Criação de um registro nacional de tumores adrenais

Claudio E. Kater

Professor Adjunto de Medicina, Disciplina de Endocrinologia, Departamento de Medicina, Universidade Federal de São Paulo (UNIFESP-EPM). Editor-chefe, ABE&M

MINHA PRIMEIRA INTENÇÃO ao esboçar um editorial para essa Edição Especial era totalmente outra. Tanto que o título da matéria seria: "Porque a Adrenal é a Mais Atraente, Sedutora e Assustadora Glândula da Endocrinologia para os Especialistas (Imaginem para os Outros!)". Ainda escrevo sobre isto algum dia, mas neste momento optei por um assunto mais sério. As doenças que acometem as glândulas adrenais são muitas e praticamente todas raras. Entre as mais comuns, a hiperplasia adrenal congênita por deficiência de 21-hidroxilase, a doença de Addison, e a síndrome de Cushing, nem sequer se aproximam em freqüência do diabetes mellitus, da tiroidite de Hashimoto, da doença de Graves, ou da síndrome dos ovários policísticos, para ficarmos em algumas poucas.

Não se trata aqui de comparações inconseqüentes entre freqüência ou prevalência de doenças ou sub-especialidades endócrinas. Muito mais promissor e apropriado, volto-me para um tema que merece grande consideração, mas que tem sido apenas superficialmente discutido nos bastidores da nossa Sociedade. A observação que faço neste editorial tem enfoque na patologia adrenal e, mais especificamente, no carcinoma adrenal, mas na verdade vale para toda e qualquer doença que tenha baixa prevalência e que seja, assim, considerada rara ou incomum.

Embora um único caso seja suficiente para se contar toda uma história sobre determinada doença, é necessário, neste caso, que o investigador seja um ótimo observador, tenha vasto conhecimento na área, seja arguto e, mais que tudo, tenha à sua disposição um laboratório bem aparelhado para dosagens hormonais específicas (esteróides, em particular) e para avaliação em genética molecular. Mesmo assim, estudos detalhados com um ou poucos pacientes portadores de moléstias raras e pouco exploradas, são limitados.
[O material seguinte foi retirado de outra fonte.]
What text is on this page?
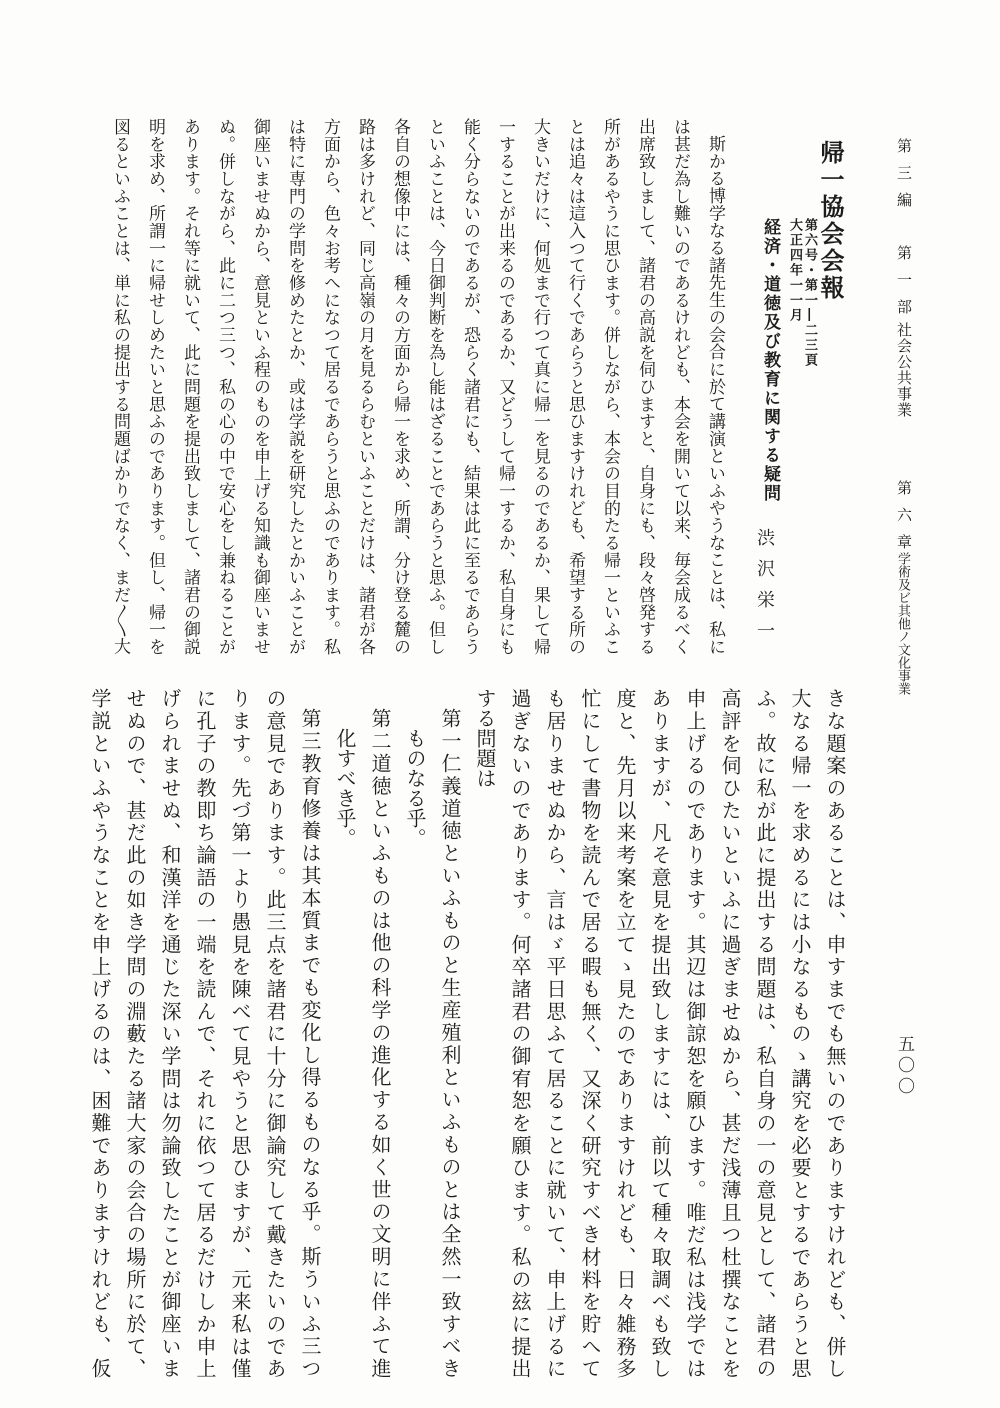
第三編
第一部
社会公共事業
第六章
学術及ビ其他ノ文化事業
五〇〇
帰一協会会報
第六号・第一―二三頁
大正四年一一月
経済・道徳及び教育に関する疑問
渋沢栄一
斯かる博学なる諸先生の会合に於て講演といふやうなことは、私に
は甚だ為し難いのであるけれども、本会を開いて以来、毎会成るべく
出席致しまして、諸君の高説を伺ひますと、自身にも、段々啓発する
所があるやうに思ひます。併しながら、本会の目的たる帰一といふこ
とは追々は這入つて行くであらうと思ひますけれども、希望する所の
大きいだけに、何処まで行つて真に帰一を見るのであるか、果して帰
一することが出来るのであるか、又どうして帰一するか、私自身にも
能く分らないのであるが、恐らく諸君にも、結果は此に至るであらう
といふことは、今日御判断を為し能はざることであらうと思ふ。但し
各自の想像中には、種々の方面から帰一を求め、所謂、分け登る麓の
路は多けれど、同じ高嶺の月を見るらむといふことだけは、諸君が各
方面から、色々お考へになつて居るであらうと思ふのであります。私
は特に専門の学問を修めたとか、或は学説を研究したとかいふことが
御座いませぬから、意見といふ程のものを申上げる知識も御座いませ
ぬ。併しながら、此に二つ三つ、私の心の中で安心をし兼ねることが
あります。それ等に就いて、此に問題を提出致しまして、諸君の御説
明を求め、所謂一に帰せしめたいと思ふのであります。但し、帰一を
図るといふことは、単に私の提出する問題ばかりでなく、まだ〳〵大
きな題案のあることは、申すまでも無いのでありますけれども、併し
大なる帰一を求めるには小なるものゝ講究を必要とするであらうと思
ふ。故に私が此に提出する問題は、私自身の一の意見として、諸君の
高評を伺ひたいといふに過ぎませぬから、甚だ浅薄且つ杜撰なことを
申上げるのであります。其辺は御諒恕を願ひます。唯だ私は浅学では
ありますが、凡そ意見を提出致しますには、前以て種々取調べも致し
度と、先月以来考案を立てゝ見たのでありますけれども、日々雑務多
忙にして書物を読んで居る暇も無く、又深く研究すべき材料を貯へて
も居りませぬから、言はゞ平日思ふて居ることに就いて、申上げるに
過ぎないのであります。何卒諸君の御宥恕を願ひます。私の玆に提出
する問題は
第一仁義道徳といふものと生産殖利といふものとは全然一致すべき
ものなる乎。
第二道徳といふものは他の科学の進化する如く世の文明に伴ふて進
化すべき乎。
第三教育修養は其本質までも変化し得るものなる乎。斯ういふ三つ
の意見であります。此三点を諸君に十分に御論究して戴きたいのであ
ります。先づ第一より愚見を陳べて見やうと思ひますが、元来私は僅
に孔子の教即ち論語の一端を読んで、それに依つて居るだけしか申上
げられませぬ、和漢洋を通じた深い学問は勿論致したことが御座いま
せぬので、甚だ此の如き学問の淵藪たる諸大家の会合の場所に於て、
学説といふやうなことを申上げるのは、困難でありますけれども、仮
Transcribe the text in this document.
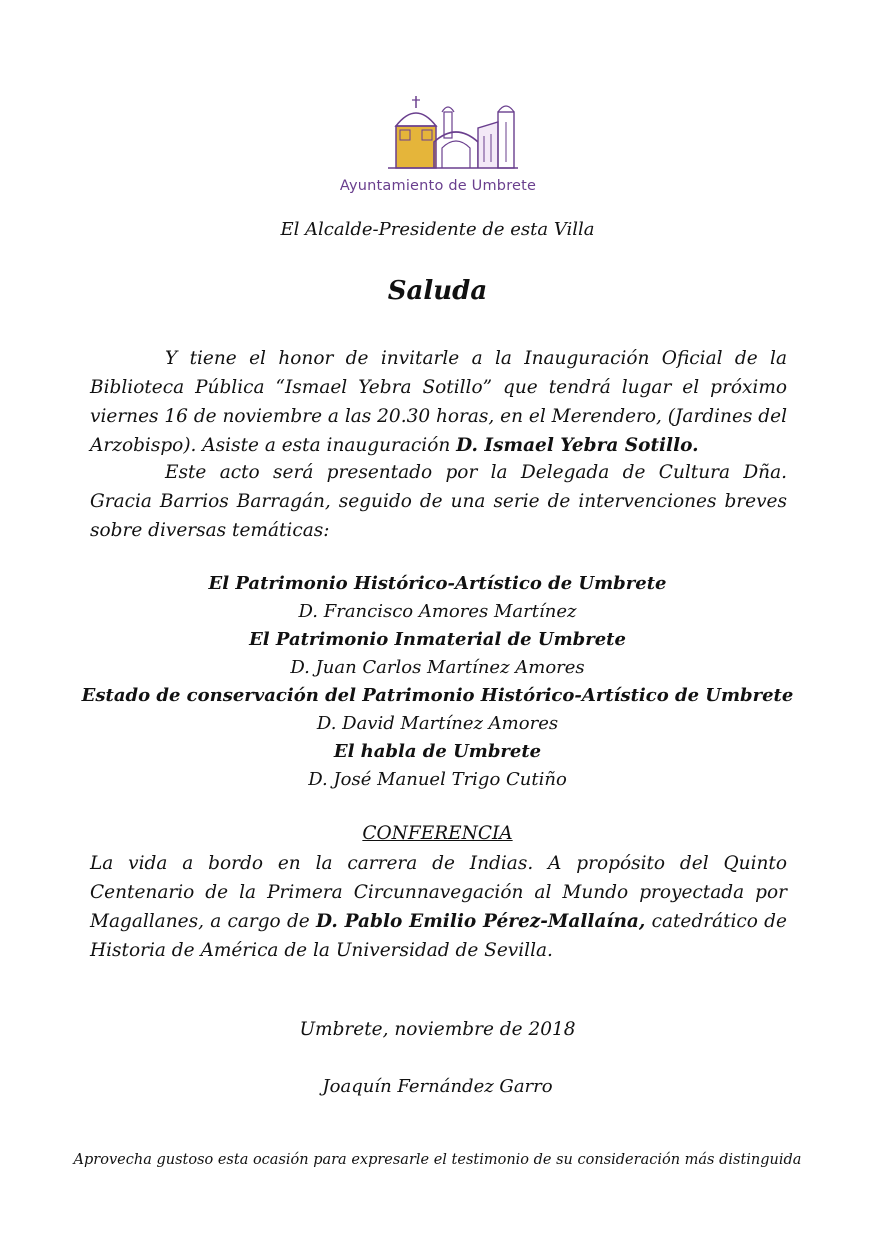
Ayuntamiento de Umbrete
El Alcalde-Presidente de esta Villa
Saluda
Y tiene el honor de invitarle a la Inauguración Oficial de la Biblioteca Pública “Ismael Yebra Sotillo” que tendrá lugar el próximo viernes 16 de noviembre a las 20.30 horas, en el Merendero, (Jardines del Arzobispo). Asiste a esta inauguración D. Ismael Yebra Sotillo.
Este acto será presentado por la Delegada de Cultura Dña. Gracia Barrios Barragán, seguido de una serie de intervenciones breves sobre diversas temáticas:
El Patrimonio Histórico-Artístico de Umbrete
D. Francisco Amores Martínez
El Patrimonio Inmaterial de Umbrete
D. Juan Carlos Martínez Amores
Estado de conservación del Patrimonio Histórico-Artístico de Umbrete
D. David Martínez Amores
El habla de Umbrete
D. José Manuel Trigo Cutiño
CONFERENCIA
La vida a bordo en la carrera de Indias. A propósito del Quinto Centenario de la Primera Circunnavegación al Mundo proyectada por Magallanes, a cargo de D. Pablo Emilio Pérez-Mallaína, catedrático de Historia de América de la Universidad de Sevilla.
Umbrete, noviembre de 2018
Joaquín Fernández Garro
Aprovecha gustoso esta ocasión para expresarle el testimonio de su consideración más distinguida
Daí a proposição deste editorial, um desafio para todos aqueles que trabalham e têm um gosto especial por doenças incomuns na área de adrenal, em particular pelos tumores adrenais: produzir e manter um registro nacional de pacientes e formar um consórcio para estudo do material deles obtido (plasma, soro, tecido e DNA).

A idéia e o desafio ficam aqui lançados, na expectativa de que estímulo e apoio possam ser oferecidos pela Comissão Científica da SBEM e pelos associados que tenham interesse no assunto. A gerência deste consórcio poderia, com maior propriedade, ser assumida pelo Departamento Científico da sub-especialidade (no caso, o Departamento de Adrenal e Hipertensão da SBEM). Os possíveis laboratórios interessados em determinada doença adrenal ou em aspectos da doença - e não são muitos no país os que se interessam objetivamente pela patologia adrenal -, poderiam desenvolver melhor suas habilidades específicas com os recursos de que dispõem e disponibiliza-las para os demais consorciados. Quem sabe não haveria maior possibilidade em se obter melhores recursos de instituições nacionais de apoio à pesquisa, se um grande projeto temático colaborativo com abrangência nacional não fosse apresentado com a chancela da SBEM?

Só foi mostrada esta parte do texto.